Si bien tenían restricciones, pudieron salir a comprar comida. “Cocinábamos mucho porque no teníamos qué hacer, el encierro es muy fuerte. Inventábamos juegos, miramos muchas películas, series. En los supermercados la gente salía a abastecerse de comida, pero también ahí había controles”, cuenta a BigBang.

Viajamos todo el tiempo con barbijo, en Buenos Aires nadie nos controló”.
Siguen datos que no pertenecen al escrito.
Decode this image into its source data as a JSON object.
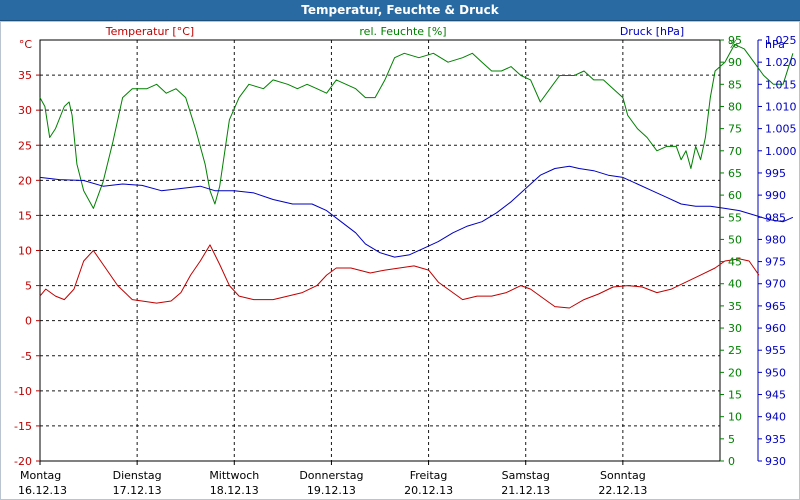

Pero a mediados de febrero, cuando la situación ya era crítica, Leonardo y su hermana decidieron adelantar su viaje a la Argentina, un periplo que incluyó una escala en Dubai y otra en Río de Janeiro. Arribaron a Ezeiza el lunes y sorpresivamente no recibieron ningún control. “Viajamos todo el tiempo con barbijo, nos controlaron cuando salimos de China pero no en Buenos Aires. Se debería trazar qué hizo cada persona, dónde estuvo, a dónde va a ir, porque el virus puede ser asintomático hasta 14 días”, señala.

Por eso, Crespo alquiló junto a su hermana un departamento en la Ciudad de Buenos Aires para quedarse en cuarentena, aún sin tener un diagnóstico concreto. “Decidimos quedarnos unos días encerrados y hacer la cuarentena por nuestros propios medios. En estos días salimos pocas veces, con barbijos. En una farmacia cuando fuimos a comprar nos dijeron que no vendían. Nadie nos sugirió qué hacer, no hay un protocolo, ¿qué pasa si alguno tiene un síntoma?”, se queja.